Two years ago, they ran against Barack Obama, accusing him of "wealth redistribution." In two months, Republicans have been working to do just that--upward.
After holding the President hostage in December to save $4 trillion in tax cuts for the richest Americans, the new House majority is now pushing for budget reductions out of the hides of the poor and middle class.
The GOP will have to change its symbolic elephant to a more forgetful creature as it bamboozles the public with a sudden switch of priorities from stimulating the economy to slashing the deficit.
Now John Boehner, after juggling figures, dismisses the loss of government jobs, with a breezy "So be it" as his protégé Paul Ryan earns two Pinocchios in a fact-check claim of his juggling of figures about new spending and new taxes.

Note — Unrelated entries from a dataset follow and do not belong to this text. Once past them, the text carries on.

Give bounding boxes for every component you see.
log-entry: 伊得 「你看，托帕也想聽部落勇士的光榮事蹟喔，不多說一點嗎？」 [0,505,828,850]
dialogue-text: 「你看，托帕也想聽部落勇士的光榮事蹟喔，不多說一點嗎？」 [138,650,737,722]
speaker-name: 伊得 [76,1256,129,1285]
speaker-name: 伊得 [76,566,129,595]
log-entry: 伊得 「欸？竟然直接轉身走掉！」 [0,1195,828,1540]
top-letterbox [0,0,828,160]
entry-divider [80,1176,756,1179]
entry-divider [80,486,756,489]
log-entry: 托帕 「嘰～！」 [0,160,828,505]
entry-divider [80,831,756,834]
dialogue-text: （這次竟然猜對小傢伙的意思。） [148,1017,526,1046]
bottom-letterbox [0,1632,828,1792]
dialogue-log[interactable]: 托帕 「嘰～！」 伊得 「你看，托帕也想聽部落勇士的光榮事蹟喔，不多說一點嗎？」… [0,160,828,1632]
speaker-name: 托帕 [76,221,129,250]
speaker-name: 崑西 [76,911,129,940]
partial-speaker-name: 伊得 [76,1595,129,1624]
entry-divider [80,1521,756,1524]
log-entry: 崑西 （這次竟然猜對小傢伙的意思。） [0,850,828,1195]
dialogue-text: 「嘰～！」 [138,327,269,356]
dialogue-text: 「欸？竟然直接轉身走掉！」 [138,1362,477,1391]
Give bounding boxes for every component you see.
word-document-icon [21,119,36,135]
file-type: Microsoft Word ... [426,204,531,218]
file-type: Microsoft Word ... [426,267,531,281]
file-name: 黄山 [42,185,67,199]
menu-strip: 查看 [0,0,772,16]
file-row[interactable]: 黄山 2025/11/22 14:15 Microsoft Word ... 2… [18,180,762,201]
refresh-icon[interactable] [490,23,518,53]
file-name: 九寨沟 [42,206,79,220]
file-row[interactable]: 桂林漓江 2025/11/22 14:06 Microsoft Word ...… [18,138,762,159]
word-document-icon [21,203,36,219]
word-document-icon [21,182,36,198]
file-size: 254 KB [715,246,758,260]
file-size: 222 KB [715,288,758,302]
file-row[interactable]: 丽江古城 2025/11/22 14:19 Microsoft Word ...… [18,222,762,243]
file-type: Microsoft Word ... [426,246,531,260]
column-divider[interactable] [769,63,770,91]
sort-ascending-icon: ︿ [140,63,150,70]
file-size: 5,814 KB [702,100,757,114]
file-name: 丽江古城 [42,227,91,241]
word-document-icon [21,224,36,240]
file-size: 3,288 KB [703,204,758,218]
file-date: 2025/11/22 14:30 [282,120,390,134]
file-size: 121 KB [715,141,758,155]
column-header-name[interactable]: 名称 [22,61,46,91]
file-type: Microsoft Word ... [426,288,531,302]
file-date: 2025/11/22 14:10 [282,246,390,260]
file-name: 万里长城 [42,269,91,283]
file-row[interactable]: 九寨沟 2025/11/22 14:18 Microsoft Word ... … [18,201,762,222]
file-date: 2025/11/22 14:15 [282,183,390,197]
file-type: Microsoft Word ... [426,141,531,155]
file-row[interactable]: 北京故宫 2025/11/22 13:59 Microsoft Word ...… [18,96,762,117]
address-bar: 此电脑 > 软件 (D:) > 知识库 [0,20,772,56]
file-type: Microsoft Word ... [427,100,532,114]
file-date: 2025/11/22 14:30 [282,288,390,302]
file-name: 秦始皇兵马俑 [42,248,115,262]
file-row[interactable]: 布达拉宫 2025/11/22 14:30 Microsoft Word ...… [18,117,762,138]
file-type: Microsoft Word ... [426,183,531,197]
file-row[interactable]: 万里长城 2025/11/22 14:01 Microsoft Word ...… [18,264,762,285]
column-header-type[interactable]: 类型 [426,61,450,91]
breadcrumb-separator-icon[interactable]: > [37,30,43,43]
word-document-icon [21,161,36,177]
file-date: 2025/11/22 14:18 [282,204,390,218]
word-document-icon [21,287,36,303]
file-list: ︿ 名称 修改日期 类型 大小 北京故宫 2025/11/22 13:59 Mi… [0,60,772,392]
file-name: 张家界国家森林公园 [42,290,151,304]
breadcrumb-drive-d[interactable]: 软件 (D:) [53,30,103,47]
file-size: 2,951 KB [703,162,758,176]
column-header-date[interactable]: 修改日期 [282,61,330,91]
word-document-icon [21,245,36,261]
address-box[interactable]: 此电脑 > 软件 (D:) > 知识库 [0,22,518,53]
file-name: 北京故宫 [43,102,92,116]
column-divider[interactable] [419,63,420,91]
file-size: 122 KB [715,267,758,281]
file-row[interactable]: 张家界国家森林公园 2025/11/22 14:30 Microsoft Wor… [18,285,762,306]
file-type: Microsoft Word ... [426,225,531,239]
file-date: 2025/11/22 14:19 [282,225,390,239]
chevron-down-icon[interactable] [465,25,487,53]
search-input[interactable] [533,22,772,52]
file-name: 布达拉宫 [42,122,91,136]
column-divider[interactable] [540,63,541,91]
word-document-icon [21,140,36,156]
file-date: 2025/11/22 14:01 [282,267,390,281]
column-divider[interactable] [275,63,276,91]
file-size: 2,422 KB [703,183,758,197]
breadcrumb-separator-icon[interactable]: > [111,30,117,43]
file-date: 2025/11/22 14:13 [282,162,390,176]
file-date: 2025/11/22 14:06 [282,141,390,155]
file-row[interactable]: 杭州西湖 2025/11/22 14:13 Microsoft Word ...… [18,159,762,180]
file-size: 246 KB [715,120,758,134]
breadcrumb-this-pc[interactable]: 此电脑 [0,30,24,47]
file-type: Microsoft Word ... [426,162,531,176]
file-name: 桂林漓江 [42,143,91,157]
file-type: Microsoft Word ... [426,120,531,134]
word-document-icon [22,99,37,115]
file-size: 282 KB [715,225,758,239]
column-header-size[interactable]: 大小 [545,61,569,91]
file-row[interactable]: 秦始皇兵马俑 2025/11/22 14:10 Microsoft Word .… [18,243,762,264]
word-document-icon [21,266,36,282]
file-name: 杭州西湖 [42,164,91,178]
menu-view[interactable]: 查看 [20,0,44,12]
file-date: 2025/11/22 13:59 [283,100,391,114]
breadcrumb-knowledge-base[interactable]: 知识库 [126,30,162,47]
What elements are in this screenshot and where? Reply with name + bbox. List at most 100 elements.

In a press conference on the budget, the President is in his usual conciliatory mode as he deems possible “a spirit of cooperation between Democrats and Republicans," offering to negotiate differences on specifics.

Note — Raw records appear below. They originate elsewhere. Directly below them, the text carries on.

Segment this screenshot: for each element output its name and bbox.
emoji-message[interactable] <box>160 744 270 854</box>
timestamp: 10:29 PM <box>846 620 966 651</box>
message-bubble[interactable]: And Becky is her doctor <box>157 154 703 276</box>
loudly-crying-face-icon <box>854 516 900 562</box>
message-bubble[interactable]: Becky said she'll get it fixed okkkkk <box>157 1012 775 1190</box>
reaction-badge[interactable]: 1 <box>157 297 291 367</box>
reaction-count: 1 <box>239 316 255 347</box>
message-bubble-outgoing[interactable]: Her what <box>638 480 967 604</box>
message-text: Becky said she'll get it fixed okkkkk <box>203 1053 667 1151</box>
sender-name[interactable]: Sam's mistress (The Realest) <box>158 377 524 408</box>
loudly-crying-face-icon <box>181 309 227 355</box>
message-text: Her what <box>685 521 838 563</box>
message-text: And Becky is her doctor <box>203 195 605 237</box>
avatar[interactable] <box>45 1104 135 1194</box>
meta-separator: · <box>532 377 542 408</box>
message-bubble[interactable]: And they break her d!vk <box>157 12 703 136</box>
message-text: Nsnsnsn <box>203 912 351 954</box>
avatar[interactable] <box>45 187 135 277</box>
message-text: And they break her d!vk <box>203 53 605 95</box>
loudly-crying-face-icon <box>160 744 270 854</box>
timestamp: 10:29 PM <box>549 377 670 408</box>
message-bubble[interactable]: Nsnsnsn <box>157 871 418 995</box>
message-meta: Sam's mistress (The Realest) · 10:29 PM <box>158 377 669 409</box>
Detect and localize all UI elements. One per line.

But the devil in the details is a combination of greed and fear. For the GOP, it is both, greed for more electoral gains from the Tea Party in 2012 and fear of not appeasing the movement enough to retain political support.
For Democrats, it is fear alone, approaching panic that more of them will be swept out of Congress for resisting cuts in programs that promote the common good.
Cooperation may be the President's stated goal, but under the radar, his Administration issues a threat to veto any bill coming out of the House that "undermines critical priorities or national security."
That covers a lot territory, but will Barack Obama have the deftness and determination he showed in the lame-duck session to extract some public gains from the GOP monolith as it switches themes from stimulating the economy to cutting budget deficits?
The politics of posturing goes on, with reality running a distant second.